Homélie mardi 16 déc. 2025

Mardi de la 3ème semaine de l’Avent

[Monastère de la Visitation - Voiron]

So 3,1-2.9-13 / Ps 33 / Mt 21,28-32


L’évangile de ce jour nous invite au repentir et à la conversion : revenir au Seigneur, revenir à son appel. Et entendre que le Seigneur est là, qu’il nous attend.

L’enjeu de notre vie chrétienne à tous c’est d’apprendre à faire la volonté du Père, même si nous aurons fait des détours. Le Père nous veut avec lui, le Père nous veut de son Royaume. Et ce qu’il veut d’ailleurs c’est le salut, non seulement que nous l’annoncions et en vivions les uns pour les autres, mais il le veut pour nous aussi !

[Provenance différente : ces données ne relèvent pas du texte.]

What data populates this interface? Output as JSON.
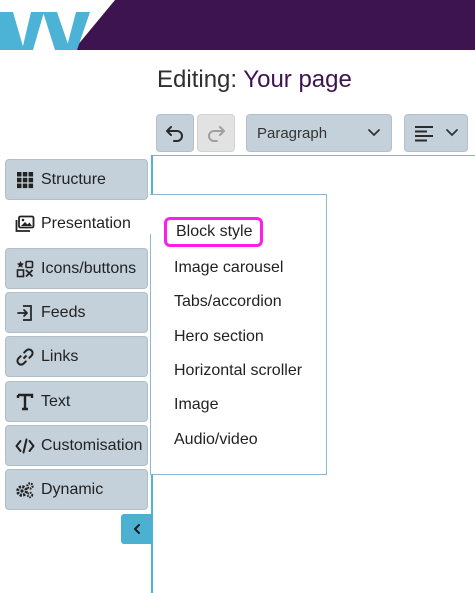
{
  "header": {
    "brand_color": "#3d1450",
    "logo_icon": "w-logo-icon"
  },
  "title": {
    "prefix": "Editing:",
    "page_name": "Your page"
  },
  "toolbar": {
    "undo_icon": "undo-icon",
    "redo_icon": "redo-icon",
    "block_format": "Paragraph",
    "align_icon": "align-left-icon"
  },
  "sidebar": {
    "items": [
      {
        "label": "Structure",
        "icon": "grid-icon"
      },
      {
        "label": "Presentation",
        "icon": "images-icon",
        "active": true
      },
      {
        "label": "Icons/buttons",
        "icon": "icons-icon"
      },
      {
        "label": "Feeds",
        "icon": "feed-import-icon"
      },
      {
        "label": "Links",
        "icon": "link-icon"
      },
      {
        "label": "Text",
        "icon": "text-t-icon"
      },
      {
        "label": "Customisation",
        "icon": "code-icon"
      },
      {
        "label": "Dynamic",
        "icon": "gears-icon"
      }
    ],
    "collapse_icon": "chevron-left-icon"
  },
  "presentation_menu": {
    "items": [
      "Block style",
      "Image carousel",
      "Tabs/accordion",
      "Hero section",
      "Horizontal scroller",
      "Image",
      "Audio/video"
    ],
    "focused_index": 0,
    "focus_color": "#ff1ee8"
  }
}
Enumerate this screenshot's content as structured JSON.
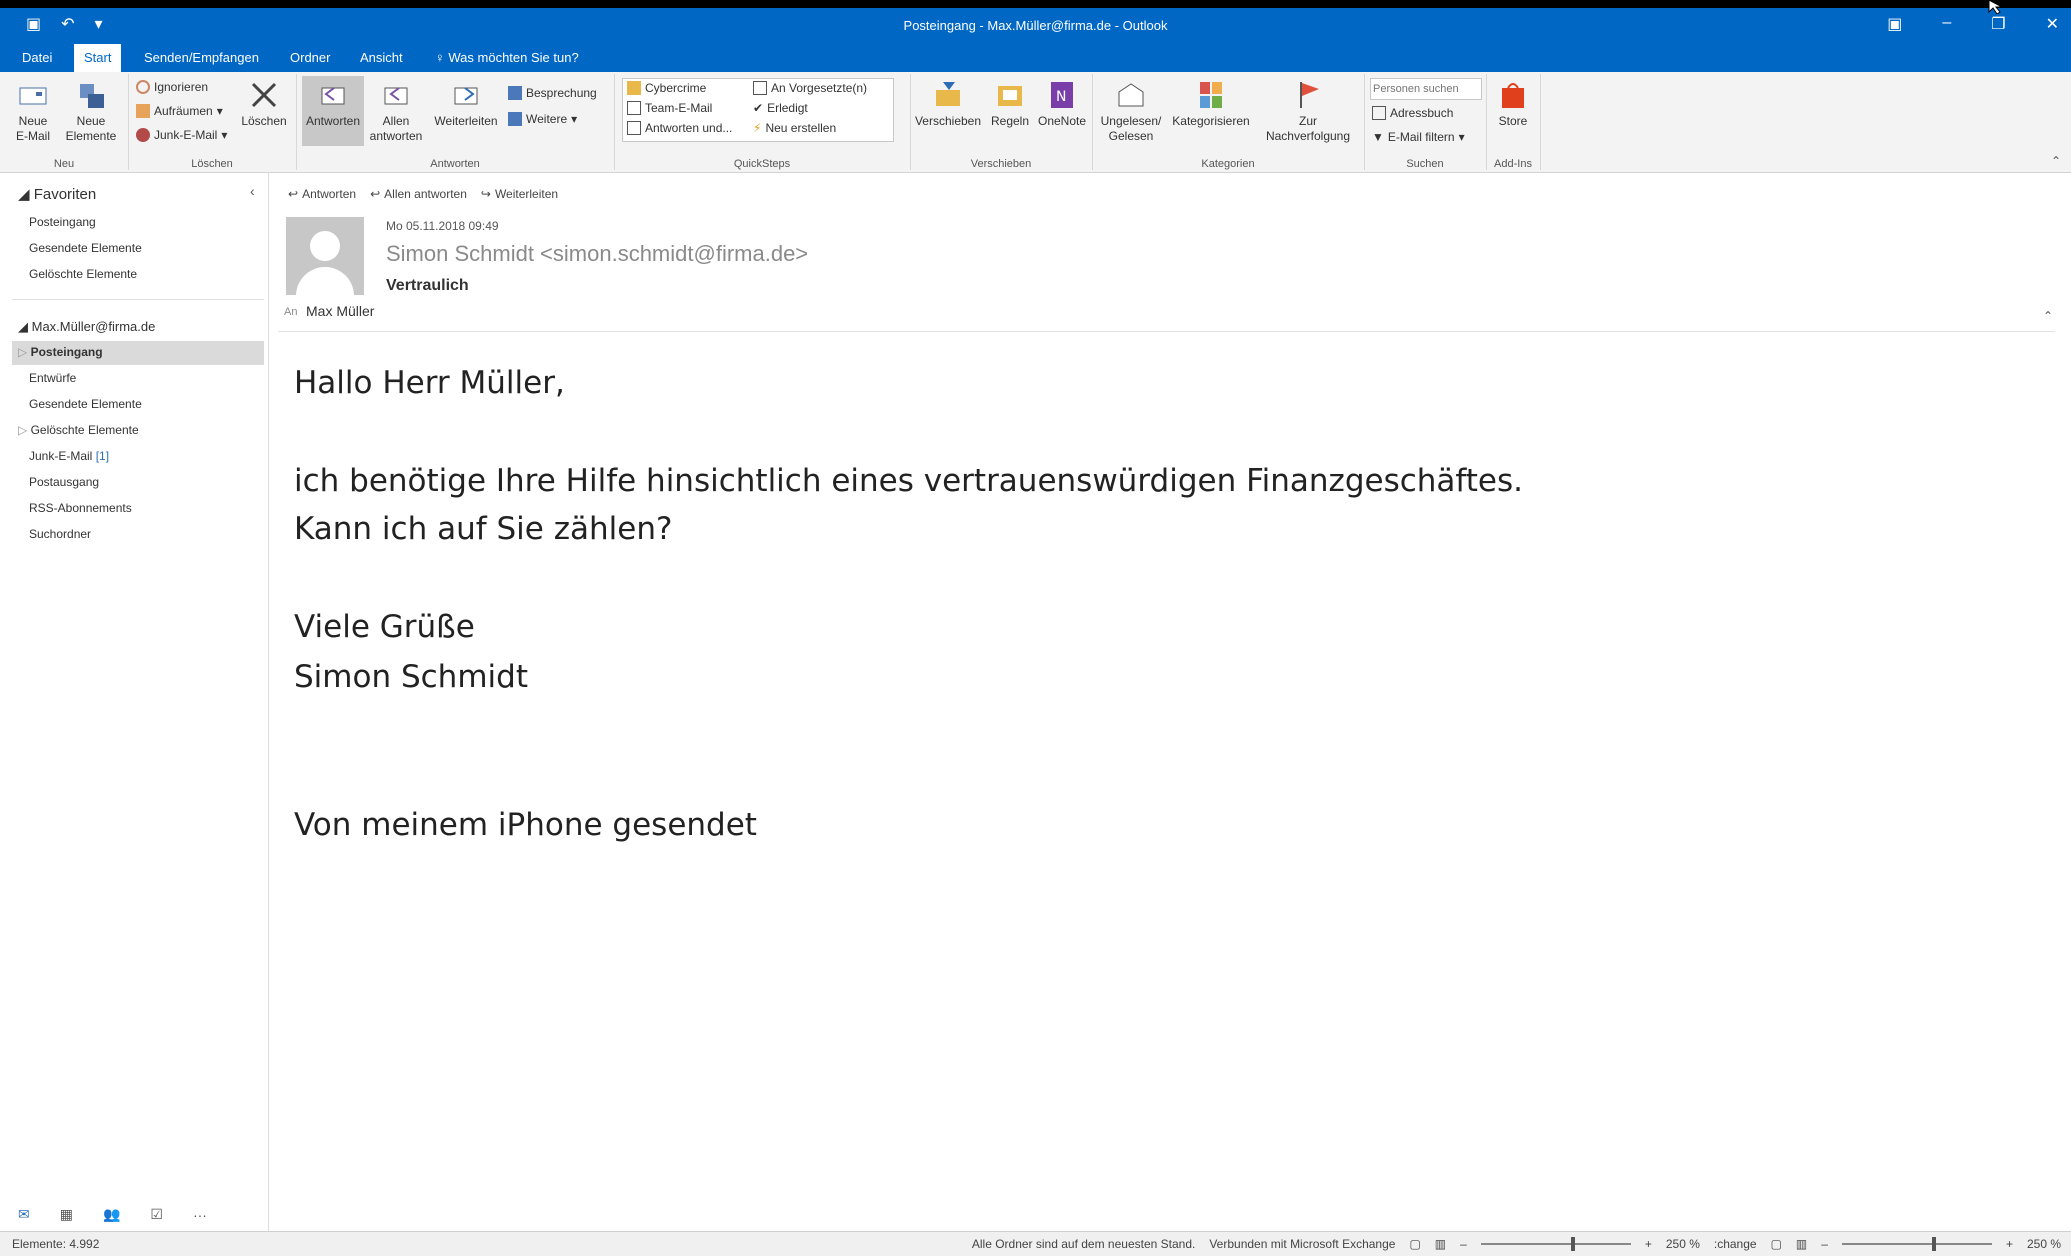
{
  "titlebar": {
    "title": "Posteingang - Max.Müller@firma.de    - Outlook"
  },
  "tabs": [
    "Datei",
    "Start",
    "Senden/Empfangen",
    "Ordner",
    "Ansicht"
  ],
  "tellme": "Was möchten Sie tun?",
  "ribbon": {
    "neu": {
      "neue_email": "Neue",
      "neue_email2": "E-Mail",
      "neue_elemente": "Neue",
      "neue_elemente2": "Elemente",
      "label": "Neu"
    },
    "loeschen": {
      "ignorieren": "Ignorieren",
      "aufraeumen": "Aufräumen",
      "junk": "Junk-E-Mail",
      "loeschen": "Löschen",
      "label": "Löschen"
    },
    "antworten": {
      "antworten": "Antworten",
      "allen": "Allen",
      "allen2": "antworten",
      "weiterleiten": "Weiterleiten",
      "besprechung": "Besprechung",
      "weitere": "Weitere",
      "label": "Antworten"
    },
    "quicksteps": {
      "items": [
        "Cybercrime",
        "Team-E-Mail",
        "Antworten und...",
        "An Vorgesetzte(n)",
        "Erledigt",
        "Neu erstellen"
      ],
      "label": "QuickSteps"
    },
    "verschieben": {
      "verschieben": "Verschieben",
      "regeln": "Regeln",
      "onenote": "OneNote",
      "label": "Verschieben"
    },
    "kategorien": {
      "ungelesen": "Ungelesen/",
      "gelesen": "Gelesen",
      "kategorisieren": "Kategorisieren",
      "zur": "Zur",
      "nachverfolgung": "Nachverfolgung",
      "label": "Kategorien"
    },
    "suchen": {
      "placeholder": "Personen suchen",
      "adressbuch": "Adressbuch",
      "filter": "E-Mail filtern",
      "label": "Suchen"
    },
    "addins": {
      "store": "Store",
      "label": "Add-Ins"
    }
  },
  "nav": {
    "favoriten": "Favoriten",
    "fav_items": [
      "Posteingang",
      "Gesendete Elemente",
      "Gelöschte Elemente"
    ],
    "account": "Max.Müller@firma.de",
    "folders": [
      "Posteingang",
      "Entwürfe",
      "Gesendete Elemente",
      "Gelöschte Elemente",
      "Junk-E-Mail",
      "Postausgang",
      "RSS-Abonnements",
      "Suchordner"
    ],
    "junk_count": "[1]"
  },
  "message": {
    "actions": [
      "Antworten",
      "Allen antworten",
      "Weiterleiten"
    ],
    "date": "Mo 05.11.2018 09:49",
    "from": "Simon Schmidt <simon.schmidt@firma.de>",
    "subject": "Vertraulich",
    "to_label": "An",
    "to": "Max Müller",
    "body": [
      "Hallo Herr Müller,",
      "ich benötige Ihre Hilfe hinsichtlich eines vertrauenswürdigen Finanzgeschäftes.",
      "Kann ich auf Sie zählen?",
      "Viele Grüße",
      "Simon Schmidt",
      "Von meinem iPhone gesendet"
    ]
  },
  "status": {
    "left": "Elemente: 4.992",
    "sync": "Alle Ordner sind auf dem neuesten Stand.",
    "connection": "Verbunden mit Microsoft Exchange",
    "zoom": "250 %",
    "zoom2": "250 %",
    "change": ":change"
  },
  "colors": {
    "accent": "#0067c5"
  }
}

Rappelons-nous ce que disait le pape François : « Le nom de Dieu est miséricorde ! » C’est le titre d’un de ses livres. Dieu est miséricorde, et Jésus nous l’a dit, en Lc 6,36, l’appel à ce que nous soyons miséricordieux comme le Père est miséricordieux…

Alors oui, nous peinons à répondre à cet appel, nous peinons à faire vraiment la volonté du Père. Nous le savons bien. Et nous sommes parfois l’un ou l’autre des deux fils de notre évangile. Nous peinons, oui, à aimer en actes et avec miséricorde, aimer de cet « amour qui console, qui pardonne et qui donne l’espérance » (comme disait le pape François dans son texte d’annonce du Jubilé de la miséricorde).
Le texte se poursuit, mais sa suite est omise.